President of women Namita Nayyar, she records Nina Gibizova an extremely talented nutritionist, the enthusiastic gym and an gym expert. Here she talks about gym routine, her diet and the story of her success.
Namita Nayyar:
Can you walk us through the basics of your current fitness status? How did it evolve in your career?
Nina Gibizova:
My current fitness regime is a well -balanced blend of strength training, boxing, mobility work and casual cardio. I train 4-5 times a week, focusing on progressive overload, correct form and recovery.
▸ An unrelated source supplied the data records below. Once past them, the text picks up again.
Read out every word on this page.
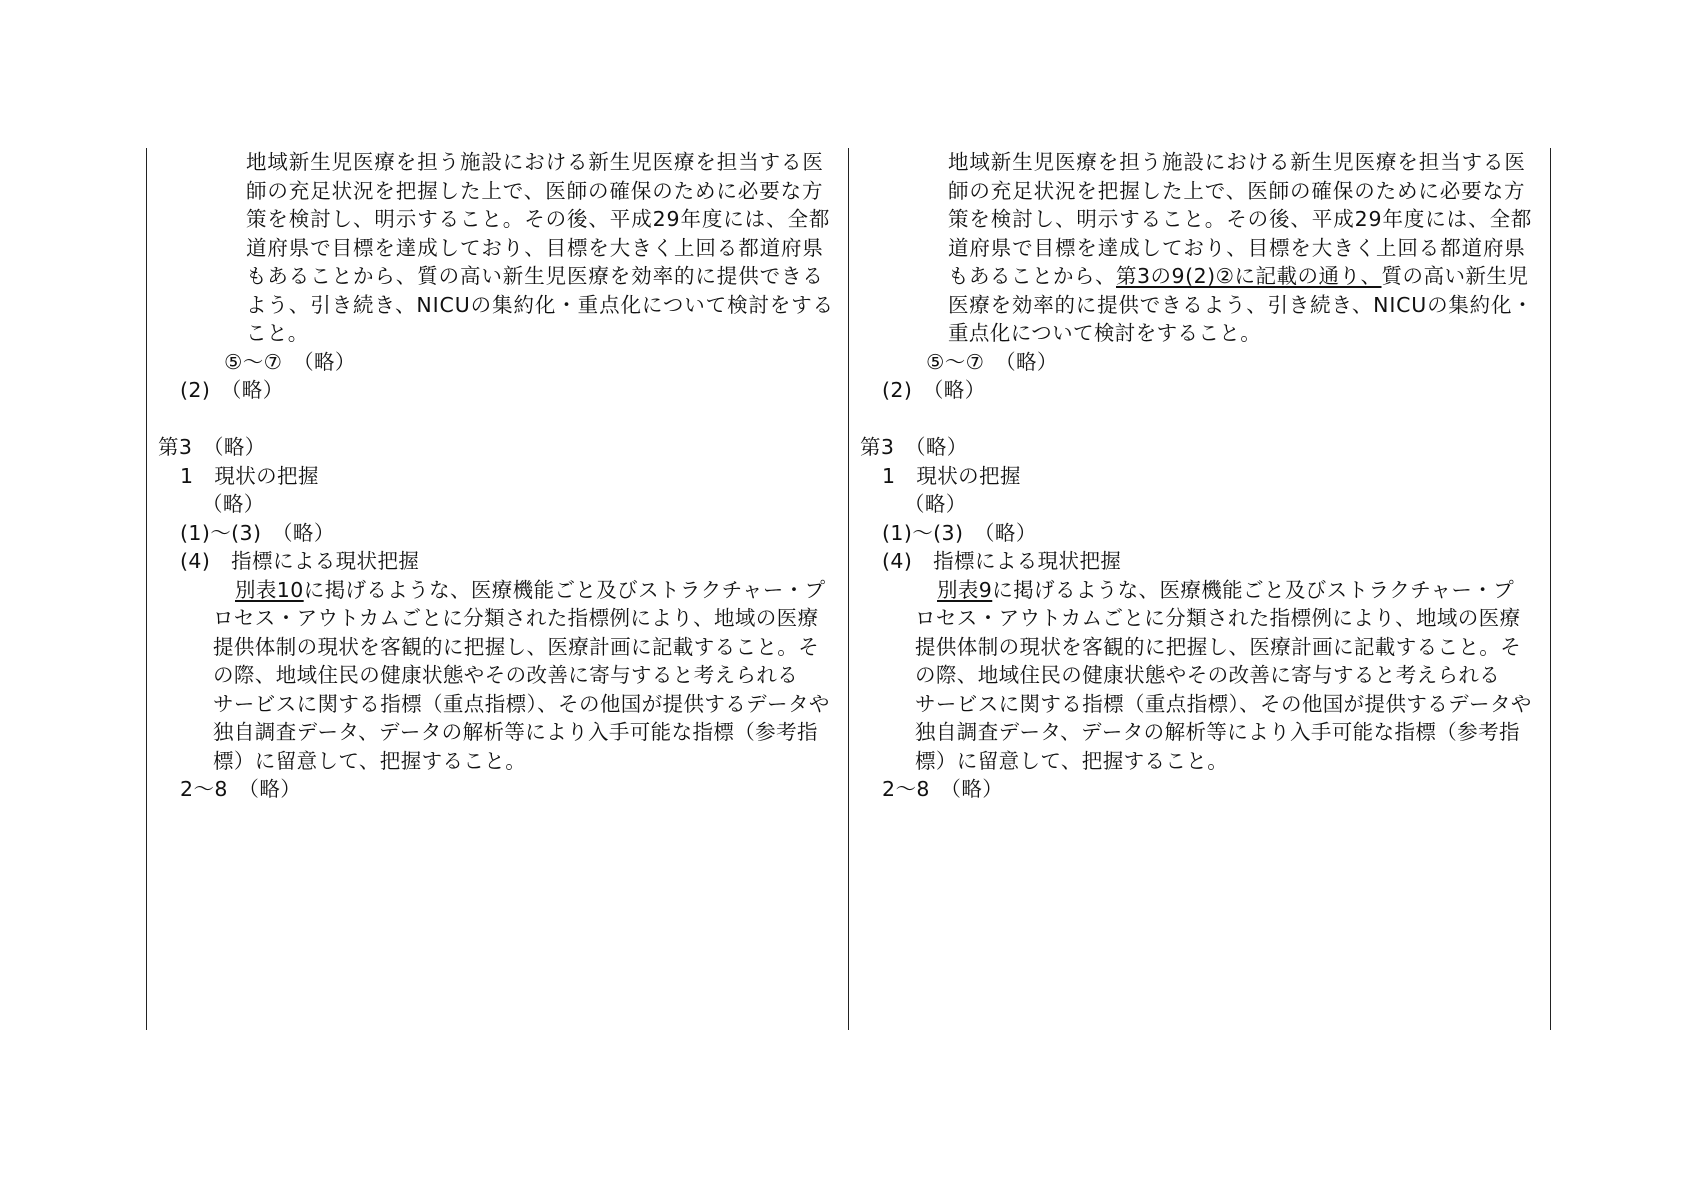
地域新生児医療を担う施設における新生児医療を担当する医
師の充足状況を把握した上で、医師の確保のために必要な方
策を検討し、明示すること。その後、平成29年度には、全都
道府県で目標を達成しており、目標を大きく上回る都道府県
もあることから、質の高い新生児医療を効率的に提供できる
よう、引き続き、NICUの集約化・重点化について検討をする
こと。
⑤〜⑦　（略）
(2)　（略）
第3　（略）
1　現状の把握
（略）
(1)〜(3)　（略）
(4)　指標による現状把握
別表10に掲げるような、医療機能ごと及びストラクチャー・プ
ロセス・アウトカムごとに分類された指標例により、地域の医療
提供体制の現状を客観的に把握し、医療計画に記載すること。そ
の際、地域住民の健康状態やその改善に寄与すると考えられる
サービスに関する指標（重点指標）、その他国が提供するデータや
独自調査データ、データの解析等により入手可能な指標（参考指
標）に留意して、把握すること。
2〜8　（略）
地域新生児医療を担う施設における新生児医療を担当する医
師の充足状況を把握した上で、医師の確保のために必要な方
策を検討し、明示すること。その後、平成29年度には、全都
道府県で目標を達成しており、目標を大きく上回る都道府県
もあることから、第3の9(2)②に記載の通り、質の高い新生児
医療を効率的に提供できるよう、引き続き、NICUの集約化・
重点化について検討をすること。
⑤〜⑦　（略）
(2)　（略）
第3　（略）
1　現状の把握
（略）
(1)〜(3)　（略）
(4)　指標による現状把握
別表9に掲げるような、医療機能ごと及びストラクチャー・プ
ロセス・アウトカムごとに分類された指標例により、地域の医療
提供体制の現状を客観的に把握し、医療計画に記載すること。そ
の際、地域住民の健康状態やその改善に寄与すると考えられる
サービスに関する指標（重点指標）、その他国が提供するデータや
独自調査データ、データの解析等により入手可能な指標（参考指
標）に留意して、把握すること。
2〜8　（略）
Over time, my approach has shifted from training for aesthetics in education for longevity, energy and a deeper mind-body connection.
Namita Nayyar:
What does a standard training week look like for you and how do you balance power training, heart and flexibility?
Nina Gibizova:
My week includes 3 endurance workouts (lower body, upper body, full body), 1 boxing session for strength and durability, 1-2 practices of stretch or mobility, and sometimes dancing or light heart. I adapt the tension based on how I feel physically and emotionally.

Namita Nayyar:
Do you have a favorite exercise or workout that never causes you?
Nina Gibizova:
I love 3D motion practices and functional patterns – improve body awareness and awareness. I also enjoy the Glut bridges, one foot deadlifts and the Romanian Deadlifts-they always give me a big challenge and a result.
Namita Nayyar:
How do you remain motivated on days when you do not feel enabled or inspired for exercise?
Nina Gibizova:
I remember myself that the movement is self-care. Even counts a light stretch or ride. We focus on how I want to feel later – stronger, more alive.
Namita Nayyar:
Many are struggling with consistency – what strategies do they propose to adapt training during busy or stressful periods?
Nina Gibizova:
Priority in short, effective sessions – 20 minutes is better than nothing. You have a “minimum” workout. And plan training like any important meeting.

Namita Nayyar:
As both a nutritionist and a fitness coach, how do you approach the balancing of your own dietary needs with leniency or cravings?
Nina Gibizova:
I follow the rule 80/20 – 80% nutritious food, 20% pleasure. I carefully appreciate wishes and avoid guilt. Emotional balance also matters.
Namita Nayyar:
What are your first three tips for lunch for someone weighing a hectic program?
Nina Gibizova:
- Cook on lots (such as quinoa, chicken, grilled vegetables).
- Use simple spices – Lemon, herbs, olive oil.
- Snack preparation (walnuts, protein balls, hummus).

Namita Nayyar:
Could you share a meal or snack that feeds on your busy days and aligned with your nutritional values?
Nina Gibizova:
My favorite snack is a simple protein shake. I particularly love hemp protein-it is pure, vegetable and easily digestible. Honestly, I thrive in the structure, so I always have food prepared in advance to remain consistent.
Namita Nayyar:
How do you advise customers to enjoy the pleasures carefully without derailing their health goals?
Nina Gibizova:
I encourage careful consumption – enjoy treatment slowly, without multiple tasks. A piece of black chocolate that enjoys consciously is better than a whole bars eaten by guilt.